Hadleyverse vs data.table
Billy Fung / 2017-08-23
Is the Hadleyverse the only option?
One of the major downsides to learning R is figuring out which packages to use. R comes with many standard packages, but then sometimes they aren’t the most intuitive way to handle your data, or they can be straight up bad. Many people often direct new learners to use the packages writtein by Hadley Wickham, which I will say are great packages.
dplyr
Most of the packages deal with handling data in an intuitive way that makes
your work easier to follow, and easier to read.
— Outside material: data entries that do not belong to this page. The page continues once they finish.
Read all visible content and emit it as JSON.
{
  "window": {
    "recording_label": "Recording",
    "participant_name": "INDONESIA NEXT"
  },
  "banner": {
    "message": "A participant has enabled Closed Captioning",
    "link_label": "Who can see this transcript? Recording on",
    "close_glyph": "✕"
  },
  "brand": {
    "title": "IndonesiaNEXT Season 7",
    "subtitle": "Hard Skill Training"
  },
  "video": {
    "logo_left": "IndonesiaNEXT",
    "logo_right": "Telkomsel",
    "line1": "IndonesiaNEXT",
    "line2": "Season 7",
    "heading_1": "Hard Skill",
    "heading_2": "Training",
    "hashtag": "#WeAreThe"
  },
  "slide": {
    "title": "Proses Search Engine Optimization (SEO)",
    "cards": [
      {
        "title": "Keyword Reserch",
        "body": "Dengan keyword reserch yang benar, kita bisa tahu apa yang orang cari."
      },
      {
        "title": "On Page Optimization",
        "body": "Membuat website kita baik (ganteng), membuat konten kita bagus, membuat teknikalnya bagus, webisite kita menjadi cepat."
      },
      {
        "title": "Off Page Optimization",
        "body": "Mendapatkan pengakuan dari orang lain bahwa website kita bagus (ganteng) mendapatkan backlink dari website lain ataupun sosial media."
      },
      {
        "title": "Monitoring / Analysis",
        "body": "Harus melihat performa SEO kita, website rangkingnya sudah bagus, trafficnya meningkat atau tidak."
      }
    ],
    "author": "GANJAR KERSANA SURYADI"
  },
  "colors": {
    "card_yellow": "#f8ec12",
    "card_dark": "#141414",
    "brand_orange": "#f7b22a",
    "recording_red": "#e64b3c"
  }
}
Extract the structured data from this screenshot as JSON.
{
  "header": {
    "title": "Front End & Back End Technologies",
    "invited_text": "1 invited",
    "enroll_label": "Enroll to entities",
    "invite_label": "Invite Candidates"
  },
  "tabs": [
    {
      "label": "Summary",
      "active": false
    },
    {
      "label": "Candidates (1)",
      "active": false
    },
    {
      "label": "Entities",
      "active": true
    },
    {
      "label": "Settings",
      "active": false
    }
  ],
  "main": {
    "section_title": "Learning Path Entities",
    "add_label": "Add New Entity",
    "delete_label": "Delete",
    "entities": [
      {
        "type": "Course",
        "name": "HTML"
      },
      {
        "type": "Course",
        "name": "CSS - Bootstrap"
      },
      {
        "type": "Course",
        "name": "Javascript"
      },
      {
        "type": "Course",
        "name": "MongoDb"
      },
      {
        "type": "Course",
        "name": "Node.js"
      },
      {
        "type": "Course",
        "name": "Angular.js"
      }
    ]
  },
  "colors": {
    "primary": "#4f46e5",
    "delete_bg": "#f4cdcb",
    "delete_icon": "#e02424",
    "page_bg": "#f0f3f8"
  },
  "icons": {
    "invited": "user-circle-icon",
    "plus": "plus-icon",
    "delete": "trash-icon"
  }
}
One such package is dplyr
,
which is used to manipulate data, mainly data frames.
Example of filtering a dataframe for rows where a column is a specific value.
starwars %>%
filter(species == "Droid")
The beauty in dplyr
lies in being able to chain multiple operations
together, so you don’t need to create multiple dataframes. In base R, I found
myself creating many tmp
dataframes that I used to hold data as I was doing
multiple operations on it.
starwars %>%
group_by(species) %>%
summarise(
n = n(),
mass = mean(mass, na.rm = TRUE)
) %>%
filter(n > 1)
But is there something faster?
One of the downsides of manipulating dataframes is that they aren’t the most
nimble things to be moving around. I’ve been using dplyr
and other
Hadleyverse packages for quite awhile now, but lately I’ve been dealing with
datasets that are much larger, like <5m rows. So the manipulation of data
becomes much slower, and grouping operations start to lag.
data.table
This is a package that lets a data.table
inherit from data.frame
.
Essentially somebody created this package to improve on memory usage, along
with speed. There isn’t any piping or elegant usage of writing code that makes
a datatable stand out, because that is a very subjective topic.
What it does do better is that I have found fread/fwrite
to be way faster at
reading/writing files. Much much faster compared to read_csv/write_csv
.
With operations that modify the data, data.table can update by reference, this saves computation and memory cost in assigning the result back to a variable.
DT[x > 0, y:= 'positive']
That simple code will update the data.table y column in-place. As table size grows, data.table will do that a lot quicker compared to dplyr and data.frame.
The dplyr and data.frame equivalent.
new_DF <- DF %>%
mutate(y = replace(y, which(x > 0), 'positive'))
So far I am still quite new to data.table, but I have found that I am enjoying using it because of the speed and memory gains, and I don’t find that I wish it had dplyr like syntax. Aggregating and joining is so much faster with large tables that I wish I found out about data.table earlier so then I could gain the intuitive for writing consistent code.
Every bit of optimisation counts when your datasets start growing, so learning the fastest way first will save you time in the long run.